I've seen enough reports out there to know that diet pop is not good for me--the fake sugar can cause our bodies to crave real sugar, giving us the urge to binge later in the day. Not to mention who knows what those lab-created additives are doing; if I drink too much diet pop I end up with a splitting headache. That cannot mean anything good.

While giving up pop, it made sense to also include #35 which is to avoid any artifically sweetened or sugar-filled beverages and stick to 100% fruit juice. I don't drink too much of that stuff except when I am really hung over and craving a truckload of Vitamin Water, but I do enjoy freshly squeezed juice. It also seemed like a good idea because when I eventually find myself fiending for pop at the vending machine, I will not be able to turn to other crap that's not good for me either. So now it's just me and my trusty Nalgene water bottle, a drawerful of green tea, and some serious self control on those hungover mornings.

Tuesday, June 28, 2011

# 37 - 41: Stop Eating Like Crap

I'm combining all of these steps together because I feel like they all go hand in hand. This is already something I've been doing the last few weeks, and I think this is a great way to keep the ball rolling and maybe get some support/motivation from others.

The frustrating part about it is that I know how to eat well. I've been doing it for years. I recently ended a 3-year stint as a vegetarian, mainly because it was getting harder and harder with my schedule and I lost my resolve. Weaksauce, I know. Nothing makes me happier than a gorgeous Sunday morning at the farmer's market loading my bag with way too many fruits and vegetables that I've never even heard of or will be able to eat in a week before the next market.

But over the last year or so, work, reverse-commuting, skating, singing and grad school have made it almost impossible (in my warped mind, at least) to fit in cooking and food management and still have time with friends and fit in some sleep in there too. Overall, I have always been terrible at self care. And I've started to pay for it in terms of energy level and waist size.

But grad school is over, my commute has gone from over an hour each way to 10 min, and my motivation to get back in shape and be a better skater has finally brought me back around to the kitchen and I couldn't be happier about it.

I think part of the tricky part is not only getting back in the kitchen, but being inspired about it. And also trying to find what works best as a lean yet appropriate diet for one who likes to fancy herself now as an "aspiring athlete". The last few weeks a lot of my inspiration has come from Poppy Spock's blog (she's amazing!), and it's been a great start so far.

So, here goes nothing! Hope some of you will help keep me motivated and honest!

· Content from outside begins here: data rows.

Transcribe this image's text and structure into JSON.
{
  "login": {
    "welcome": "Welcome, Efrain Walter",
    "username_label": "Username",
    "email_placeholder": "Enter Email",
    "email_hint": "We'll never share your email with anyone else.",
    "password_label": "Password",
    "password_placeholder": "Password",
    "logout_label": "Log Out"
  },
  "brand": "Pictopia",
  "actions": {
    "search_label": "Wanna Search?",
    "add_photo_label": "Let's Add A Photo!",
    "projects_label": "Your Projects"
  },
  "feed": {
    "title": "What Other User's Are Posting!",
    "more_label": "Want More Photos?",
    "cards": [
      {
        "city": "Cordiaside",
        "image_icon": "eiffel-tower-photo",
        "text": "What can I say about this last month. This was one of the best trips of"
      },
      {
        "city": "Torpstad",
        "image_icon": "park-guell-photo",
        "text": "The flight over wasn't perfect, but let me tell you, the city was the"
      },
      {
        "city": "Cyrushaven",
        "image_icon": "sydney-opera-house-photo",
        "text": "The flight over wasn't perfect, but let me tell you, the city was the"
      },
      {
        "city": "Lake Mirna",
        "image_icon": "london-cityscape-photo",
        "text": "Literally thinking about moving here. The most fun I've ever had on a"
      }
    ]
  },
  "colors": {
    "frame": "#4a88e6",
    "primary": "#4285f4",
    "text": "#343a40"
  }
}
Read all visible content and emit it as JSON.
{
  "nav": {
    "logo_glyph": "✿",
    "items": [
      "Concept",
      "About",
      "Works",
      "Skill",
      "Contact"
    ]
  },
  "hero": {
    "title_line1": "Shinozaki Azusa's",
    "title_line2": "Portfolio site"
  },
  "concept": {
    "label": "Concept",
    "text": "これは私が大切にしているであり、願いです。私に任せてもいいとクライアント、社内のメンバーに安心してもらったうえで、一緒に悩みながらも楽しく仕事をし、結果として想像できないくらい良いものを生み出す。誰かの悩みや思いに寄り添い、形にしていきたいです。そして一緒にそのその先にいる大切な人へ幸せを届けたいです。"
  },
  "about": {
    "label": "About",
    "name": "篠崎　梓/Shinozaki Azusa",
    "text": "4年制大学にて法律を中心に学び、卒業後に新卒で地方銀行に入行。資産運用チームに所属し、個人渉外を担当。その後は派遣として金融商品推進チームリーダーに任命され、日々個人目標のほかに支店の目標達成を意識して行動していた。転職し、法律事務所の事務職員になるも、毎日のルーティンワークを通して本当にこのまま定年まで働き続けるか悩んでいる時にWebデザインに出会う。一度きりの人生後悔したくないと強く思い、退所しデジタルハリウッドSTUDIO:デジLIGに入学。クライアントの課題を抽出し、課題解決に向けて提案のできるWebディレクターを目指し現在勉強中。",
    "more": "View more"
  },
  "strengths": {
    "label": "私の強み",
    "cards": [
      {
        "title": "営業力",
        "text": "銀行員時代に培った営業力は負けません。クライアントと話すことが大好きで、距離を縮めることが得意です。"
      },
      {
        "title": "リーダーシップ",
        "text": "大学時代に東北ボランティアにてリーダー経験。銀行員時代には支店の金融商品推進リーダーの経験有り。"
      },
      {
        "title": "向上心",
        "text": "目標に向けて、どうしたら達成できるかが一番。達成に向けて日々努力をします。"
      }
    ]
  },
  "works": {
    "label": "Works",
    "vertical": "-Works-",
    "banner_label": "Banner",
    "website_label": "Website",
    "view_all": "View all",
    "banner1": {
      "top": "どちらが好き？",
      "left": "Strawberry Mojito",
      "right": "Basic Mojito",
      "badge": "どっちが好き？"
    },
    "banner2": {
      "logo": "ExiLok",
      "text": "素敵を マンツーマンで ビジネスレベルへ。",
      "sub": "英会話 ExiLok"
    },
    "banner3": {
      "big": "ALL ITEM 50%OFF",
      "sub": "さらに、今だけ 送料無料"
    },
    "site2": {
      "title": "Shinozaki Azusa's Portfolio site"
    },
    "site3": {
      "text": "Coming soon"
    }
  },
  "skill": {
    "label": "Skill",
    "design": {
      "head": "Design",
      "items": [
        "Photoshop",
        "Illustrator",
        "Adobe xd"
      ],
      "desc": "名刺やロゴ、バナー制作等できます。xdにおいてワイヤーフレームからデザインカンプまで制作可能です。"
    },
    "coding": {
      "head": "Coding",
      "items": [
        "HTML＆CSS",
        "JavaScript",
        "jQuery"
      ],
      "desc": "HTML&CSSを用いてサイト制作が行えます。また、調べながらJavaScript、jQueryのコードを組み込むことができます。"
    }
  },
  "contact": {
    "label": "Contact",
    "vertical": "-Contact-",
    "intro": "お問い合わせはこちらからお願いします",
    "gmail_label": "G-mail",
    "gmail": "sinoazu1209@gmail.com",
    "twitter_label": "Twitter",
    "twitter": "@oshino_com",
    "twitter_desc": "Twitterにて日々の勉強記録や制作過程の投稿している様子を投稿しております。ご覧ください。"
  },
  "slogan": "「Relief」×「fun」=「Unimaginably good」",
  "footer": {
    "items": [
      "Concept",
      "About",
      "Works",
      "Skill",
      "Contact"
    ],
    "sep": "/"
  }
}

#61. Use Retinol - Taking It On The Road

I successfully remembered to pack my tube of retinol for my ECDX trip, and Zombea nicely reminded me to put it on. I was also nicely reminded that one of my great vanities is looking a lot younger than I am, when Uni asked how old I was again and I said that I'd be forty four in August and the hipster boy who was roadtripping with us musingly said, My dad is forty six...

Wednesday, June 22, 2011

#61. Use Retinol - Removing Bottlenecks

So if I'm going to wear sunscreen every day, I guess I should actually go to the store and buy a new bottle of moisturizer with sunscreen to replace the bottle than ran out about three weeks ago. Achieving escape velocity from my house requires an unbelievable amount of energy, really it's something of a measure of how much I love skating. And I guess, publicly committing to something dumb.

Tuesday, June 21, 2011

#61. Use Retinol

For the next 100 days, I'm going to actually put the retinol cream that's in the tube in my bathroom on my face. Yeah. This is going to end world hunger. And it's not even on the list. That's how I roll.

Then I have to be good about sunscreen, don't I. So also I will actually put on sunscreen every day. That's a good thing to do, Kurt Vonnegut said so. Yes, I know it wasn't Kurt Vonnegut.